Let's take a look at the top 30, which basically revolves around Beijing.
➜ Downloads join -1 2 -2 1 <(cat car-2020.csv | awk '{print substr($2, 1, 6)}' |sort | uniq -c | sort -k1 -nr | head -n 30 | sort -k2) address_code_uniq.csv | sort -k2 -nr 110111 1592 Fangshan District 110223 1531 Tongxian 110224 1439 Daxing County 110108 1109 Haidian District 110105 1108 Chaoyang District 110222 1075 Shunyi County 110229 846 Yanqing County 110106 734 Fengtai District 110221 725 Changping County 110226 610 Pinggu County 110228 599 Miyun County 110102 570 Xicheng District 110227 557 Huairou County 110101 475 Dongcheng District 110104 471 Xuanwu District 110109 415 Mentougou District 110103 382 Chongwen District 110107 332 Shijingshan District 110225 189 Fangshan County 131082 43 Sanhe City 230103 34 Nangang District 140202 28 city proper 110110 25 Yanshan District 220104 24 Chaoyang District 150102 23 New urban area 130102 23 Chang'an District 610103 22 Beilin District 130203 21 Lubei District 420106 19 Wuchang District 130681 18 Zhuozhou
Where, address_code_uniq.csv from https://raw.githubusercontent.com/jxlwqq/address-code-of-china/master/address_code.csv , there is a hole in the administrative region code data downloaded from the official government website http://www.mca.gov.cn//article/sj/xzqh/2020/ It is the latest. Some administrative region codes have been revoked and are no longer used. (thanks to Shitou's verification and data synthesis, it is found that there is a large difference from the total number of 2000)

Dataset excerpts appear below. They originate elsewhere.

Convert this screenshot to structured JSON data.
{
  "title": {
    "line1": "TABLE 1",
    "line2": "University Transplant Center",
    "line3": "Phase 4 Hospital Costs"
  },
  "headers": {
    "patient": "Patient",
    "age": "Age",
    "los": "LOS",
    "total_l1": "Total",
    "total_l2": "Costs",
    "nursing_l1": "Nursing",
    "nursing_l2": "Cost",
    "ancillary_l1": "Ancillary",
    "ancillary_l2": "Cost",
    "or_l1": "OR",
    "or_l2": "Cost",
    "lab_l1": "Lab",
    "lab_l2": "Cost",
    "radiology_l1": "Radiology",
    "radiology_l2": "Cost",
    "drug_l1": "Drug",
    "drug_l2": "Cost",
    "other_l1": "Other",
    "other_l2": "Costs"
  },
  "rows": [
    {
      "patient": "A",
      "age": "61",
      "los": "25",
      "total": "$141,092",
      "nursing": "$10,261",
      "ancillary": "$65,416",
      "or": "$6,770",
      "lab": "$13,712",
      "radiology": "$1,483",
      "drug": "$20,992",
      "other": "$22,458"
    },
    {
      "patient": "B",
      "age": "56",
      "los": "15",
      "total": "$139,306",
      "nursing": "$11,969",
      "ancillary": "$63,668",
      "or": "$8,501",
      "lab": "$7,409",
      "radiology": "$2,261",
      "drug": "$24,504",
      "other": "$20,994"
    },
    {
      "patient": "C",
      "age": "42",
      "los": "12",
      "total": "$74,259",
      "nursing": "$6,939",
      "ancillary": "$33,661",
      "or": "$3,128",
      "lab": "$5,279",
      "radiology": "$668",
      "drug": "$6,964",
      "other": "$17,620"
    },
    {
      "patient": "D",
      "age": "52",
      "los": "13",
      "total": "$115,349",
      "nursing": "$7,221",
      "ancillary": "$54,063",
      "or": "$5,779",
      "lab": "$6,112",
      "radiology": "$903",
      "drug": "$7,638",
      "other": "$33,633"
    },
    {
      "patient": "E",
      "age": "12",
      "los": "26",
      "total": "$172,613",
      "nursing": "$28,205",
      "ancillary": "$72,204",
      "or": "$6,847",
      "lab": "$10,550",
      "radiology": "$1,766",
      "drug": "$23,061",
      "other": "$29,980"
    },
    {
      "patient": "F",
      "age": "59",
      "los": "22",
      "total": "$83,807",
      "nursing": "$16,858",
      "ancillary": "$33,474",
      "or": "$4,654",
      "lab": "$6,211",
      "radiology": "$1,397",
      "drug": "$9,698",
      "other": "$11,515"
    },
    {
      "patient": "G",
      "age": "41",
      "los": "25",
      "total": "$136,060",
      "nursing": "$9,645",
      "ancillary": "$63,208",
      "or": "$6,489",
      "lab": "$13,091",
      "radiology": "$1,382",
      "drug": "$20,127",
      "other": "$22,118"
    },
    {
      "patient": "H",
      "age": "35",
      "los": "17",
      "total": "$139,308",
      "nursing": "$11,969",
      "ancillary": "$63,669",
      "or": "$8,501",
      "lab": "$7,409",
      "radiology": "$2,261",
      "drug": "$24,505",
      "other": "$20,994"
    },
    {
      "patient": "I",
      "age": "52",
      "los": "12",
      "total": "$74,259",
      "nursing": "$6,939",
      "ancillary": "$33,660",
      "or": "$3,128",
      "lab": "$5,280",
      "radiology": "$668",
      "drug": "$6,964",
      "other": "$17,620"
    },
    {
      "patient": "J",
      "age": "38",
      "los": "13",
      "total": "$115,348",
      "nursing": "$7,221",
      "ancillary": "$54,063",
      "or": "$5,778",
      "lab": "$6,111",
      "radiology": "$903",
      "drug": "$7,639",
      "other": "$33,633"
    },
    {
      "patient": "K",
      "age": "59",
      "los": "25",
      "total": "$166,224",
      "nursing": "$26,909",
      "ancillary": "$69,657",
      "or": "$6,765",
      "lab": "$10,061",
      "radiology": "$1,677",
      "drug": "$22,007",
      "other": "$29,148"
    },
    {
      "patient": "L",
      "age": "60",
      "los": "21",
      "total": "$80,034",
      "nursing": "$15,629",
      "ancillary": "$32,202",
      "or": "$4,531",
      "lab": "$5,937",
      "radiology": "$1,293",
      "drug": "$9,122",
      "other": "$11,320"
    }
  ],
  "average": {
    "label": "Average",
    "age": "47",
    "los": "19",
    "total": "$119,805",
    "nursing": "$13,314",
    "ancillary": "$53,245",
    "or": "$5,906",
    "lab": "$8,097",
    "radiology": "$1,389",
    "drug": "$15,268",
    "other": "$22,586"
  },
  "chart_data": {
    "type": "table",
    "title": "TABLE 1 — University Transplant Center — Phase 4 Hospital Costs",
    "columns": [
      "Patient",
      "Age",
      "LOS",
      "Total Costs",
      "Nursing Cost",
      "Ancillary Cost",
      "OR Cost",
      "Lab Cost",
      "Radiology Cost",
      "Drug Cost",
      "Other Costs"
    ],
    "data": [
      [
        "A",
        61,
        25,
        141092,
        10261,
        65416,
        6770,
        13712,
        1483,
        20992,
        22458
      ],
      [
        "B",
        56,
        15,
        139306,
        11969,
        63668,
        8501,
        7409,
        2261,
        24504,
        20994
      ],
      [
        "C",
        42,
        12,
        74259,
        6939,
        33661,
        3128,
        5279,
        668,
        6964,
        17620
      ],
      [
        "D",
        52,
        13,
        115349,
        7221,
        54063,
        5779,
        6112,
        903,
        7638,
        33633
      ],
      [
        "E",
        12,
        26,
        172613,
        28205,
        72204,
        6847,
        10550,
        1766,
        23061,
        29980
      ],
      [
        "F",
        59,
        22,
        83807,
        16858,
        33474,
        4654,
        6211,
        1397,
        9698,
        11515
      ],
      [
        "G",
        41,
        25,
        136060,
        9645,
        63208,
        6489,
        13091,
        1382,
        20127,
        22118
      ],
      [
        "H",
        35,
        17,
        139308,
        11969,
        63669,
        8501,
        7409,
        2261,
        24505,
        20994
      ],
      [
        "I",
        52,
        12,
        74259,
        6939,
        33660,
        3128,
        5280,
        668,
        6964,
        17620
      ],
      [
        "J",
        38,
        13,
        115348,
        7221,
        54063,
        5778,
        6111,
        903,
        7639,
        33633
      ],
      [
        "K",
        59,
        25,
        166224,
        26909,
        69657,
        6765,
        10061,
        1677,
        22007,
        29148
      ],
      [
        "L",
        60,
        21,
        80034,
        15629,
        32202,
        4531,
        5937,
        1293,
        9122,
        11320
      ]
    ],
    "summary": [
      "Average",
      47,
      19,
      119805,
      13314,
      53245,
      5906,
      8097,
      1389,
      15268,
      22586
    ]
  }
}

But the ID card that has been issued before can't be invalidated. For example, the administrative division code 110223 (Tongxian County, Beijing) has been revoked and will no longer be used in the newly issued ID card.
In addition, it was found that one case did not use ID card number as the ID number. Looks like a passport? CH1HFP ********** I don't understand this. Do you have any friends who know?
That's all for now. In addition, if interested friends need the data set analyzed in this article for exchange and learning, they can reply to "score sorting" to obtain and process Excel and CSV files.
Attached is the comparison table of Yaohao problem solving points
Back to the topic itself, this ㊙️ The secret is: if you want to win the lottery as soon as possible, give birth to a baby. Hahaha, don't hit me.